The law of unintended consequences is a very real concern as House leaders consider new Russian economic sanctions legislation. A growing number of U.S. businesses are taking a closer look at a curious provision in the current draft that could actually advantage those we’re trying to punish (in this case, Russia) at the expense of our own businesses here at home.

Thanks to policies imposed by Congress in 2014, U.S. companies are already barred from doing business with sanctioned Russian companies operating in Russia—there’s no problem there. But this latest package seeks to expand that prohibition worldwide—essentially preventing any U.S. company from operating anywhere where a Russian company may also be present or have a small partnership stake in a larger project.

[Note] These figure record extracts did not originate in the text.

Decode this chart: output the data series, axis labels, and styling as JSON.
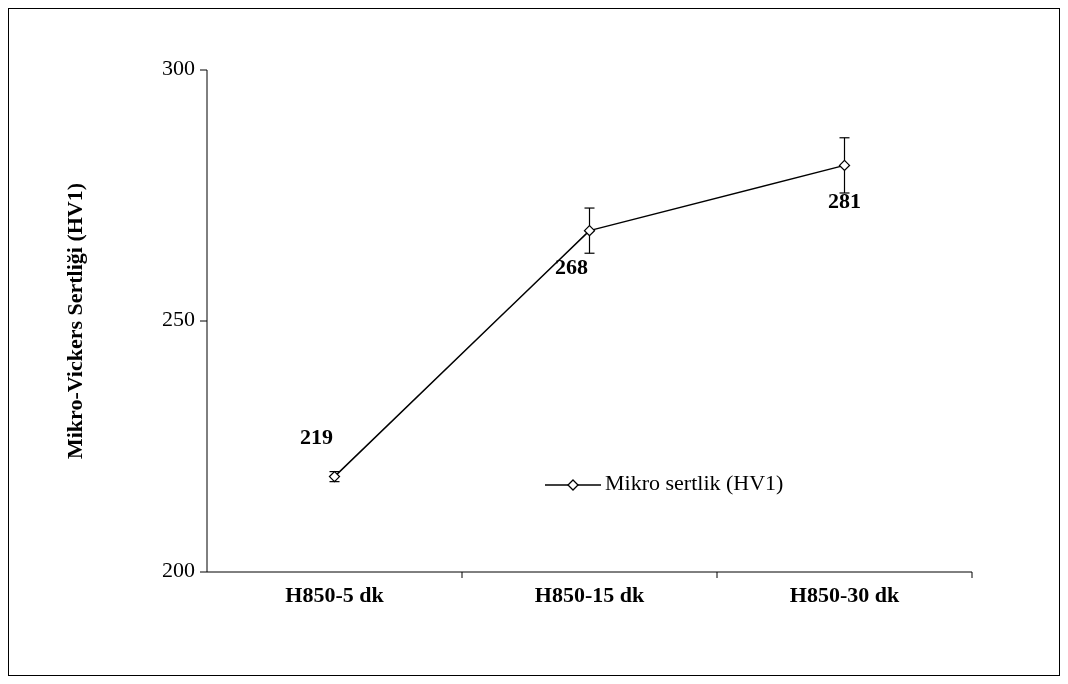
{
  "chart_data": {
    "type": "line",
    "ylabel": "Mikro-Vickers Sertliği (HV1)",
    "categories": [
      "H850-5 dk",
      "H850-15 dk",
      "H850-30 dk"
    ],
    "series": [
      {
        "name": "Mikro sertlik (HV1)",
        "color": "#000000",
        "values": [
          219,
          268,
          281
        ],
        "errors": [
          1,
          4.5,
          5.5
        ]
      }
    ],
    "ylim": [
      200,
      300
    ],
    "yticks": [
      200,
      250,
      300
    ],
    "grid": false,
    "legend": "bottom right",
    "marker": "diamond",
    "line_style": "solid",
    "data_labels": true
  }
}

Plenty of media reports over the past two weeks have referenced the potential negative impact that this would have on U.S. energy producers. Richard Sawaya of the National Foreign Trade Council estimates the provision in question could force American companies to exit more than $100 billion worth of offshore oil and gas projects worldwide. Other analysts have identified specific projects in which U.S. companies are involved in countries as far-flung as Brazil, Mozambique, Kazakhstan, and Vietnam that could be placed at risk under the current version of the bill.

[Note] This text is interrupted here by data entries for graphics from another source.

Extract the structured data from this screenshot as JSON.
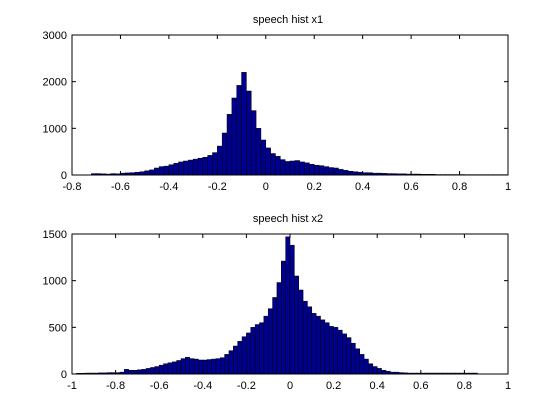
{
  "chart_data": [
    {
      "type": "bar",
      "title": "speech hist x1",
      "xlabel": "",
      "ylabel": "",
      "xlim": [
        -0.8,
        1
      ],
      "ylim": [
        0,
        3000
      ],
      "xticks": [
        "-0.8",
        "-0.6",
        "-0.4",
        "-0.2",
        "0",
        "0.2",
        "0.4",
        "0.6",
        "0.8",
        "1"
      ],
      "xtick_values": [
        -0.8,
        -0.6,
        -0.4,
        -0.2,
        0,
        0.2,
        0.4,
        0.6,
        0.8,
        1
      ],
      "yticks": [
        "0",
        "1000",
        "2000",
        "3000"
      ],
      "ytick_values": [
        0,
        1000,
        2000,
        3000
      ],
      "bin_start": -0.72,
      "bin_width": 0.02,
      "values": [
        30,
        30,
        25,
        20,
        30,
        25,
        40,
        45,
        50,
        60,
        70,
        90,
        110,
        150,
        180,
        190,
        220,
        250,
        280,
        300,
        320,
        340,
        360,
        380,
        420,
        480,
        620,
        900,
        1300,
        1650,
        1920,
        2200,
        1800,
        1380,
        1000,
        750,
        580,
        460,
        400,
        330,
        290,
        300,
        310,
        280,
        260,
        230,
        210,
        200,
        180,
        160,
        150,
        120,
        100,
        80,
        70,
        60,
        50,
        50,
        40,
        40,
        35,
        30,
        30,
        25,
        25,
        20,
        20,
        20,
        15,
        15,
        15,
        10,
        10,
        10,
        10,
        10,
        10,
        8,
        8,
        8,
        8,
        8,
        8,
        8,
        8,
        8,
        8,
        8
      ]
    },
    {
      "type": "bar",
      "title": "speech hist x2",
      "xlabel": "",
      "ylabel": "",
      "xlim": [
        -1,
        1
      ],
      "ylim": [
        0,
        1500
      ],
      "xticks": [
        "-1",
        "-0.8",
        "-0.6",
        "-0.4",
        "-0.2",
        "0",
        "0.2",
        "0.4",
        "0.6",
        "0.8",
        "1"
      ],
      "xtick_values": [
        -1,
        -0.8,
        -0.6,
        -0.4,
        -0.2,
        0,
        0.2,
        0.4,
        0.6,
        0.8,
        1
      ],
      "yticks": [
        "0",
        "500",
        "1000",
        "1500"
      ],
      "ytick_values": [
        0,
        500,
        1000,
        1500
      ],
      "bin_start": -0.98,
      "bin_width": 0.02,
      "values": [
        8,
        8,
        10,
        10,
        10,
        12,
        12,
        15,
        15,
        15,
        20,
        50,
        40,
        40,
        45,
        50,
        60,
        70,
        80,
        95,
        110,
        120,
        130,
        145,
        165,
        180,
        165,
        160,
        150,
        150,
        155,
        160,
        165,
        175,
        210,
        250,
        300,
        350,
        400,
        440,
        500,
        530,
        550,
        620,
        700,
        820,
        980,
        1210,
        1470,
        1380,
        1050,
        900,
        780,
        720,
        650,
        620,
        580,
        550,
        510,
        500,
        470,
        430,
        390,
        330,
        270,
        210,
        160,
        110,
        80,
        60,
        40,
        30,
        20,
        20,
        15,
        12,
        10,
        10,
        10,
        10,
        10,
        10,
        10,
        10,
        10,
        10,
        10,
        10,
        10,
        10,
        10,
        10
      ]
    }
  ]
}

But it’s not just energy companies that could be shut out of these important activities. Thomas Pyle, who led the new administration’s agency transition team at the Energy Department, notes the potential for this legislation to affect companies that both contract with oil and gas producers, as well as others that have significant and long-standing business relationships with Russian firms on their own—everyone from Caterpillar to PepsiCo.

In short, the energy sector is so heavily engaged with and intertwined in other areas of the economy that few companies or sectors would be immune. Everyone from medical equipment suppliers to software producers to food services companies—all of these sectors service the oil and gas industry, and many of the largest happen to be based in the U.S.

That is why the current sanctions bill could be so detrimental to the economy. What if General Electric were prevented from providing machinery to hundreds of individual oil and gas projects around the world? What if big American hotels like Marriott and Hilton couldn’t host conferences that Russian companies wanted to participate in? What if American producers of life rafts, helipads, and safety equipment could not sell those products to consortia that included Russian companies?

Ultimately, because of how the legislation is currently written, Russia may have more influence over where we do business than our own government does. If the Kremlin wanted to block American companies from doing business somewhere in the world, all it would need to do is direct its state-owned companies (Gazprom and Rosneft) to get involved in those projects; even a percentage stake as high as 1% would be enough to force U.S. companies to exit. This is exactly the opposite outcome that sanctions are meant to produce. Sanctions should be designed to limit the opportunities available to our foes, rather than limit our own opportunities to compete with and beat them in global markets.

While there may be no such thing as a perfect sanction, surely Congress can do better. No one votes for a representative to go to Washington in order to approve an obviously job-killing measure such as this.

Thankfully, there is still time for better sanctions to be written, hopefully before Congress leaves for the August recess. The House has an opportunity to scrutinize the sanctions legislation and ensure that it is beneficial to American companies, not detrimental to them.

Mark Bloomfield is president and CEO of the American Council for Capital Formation.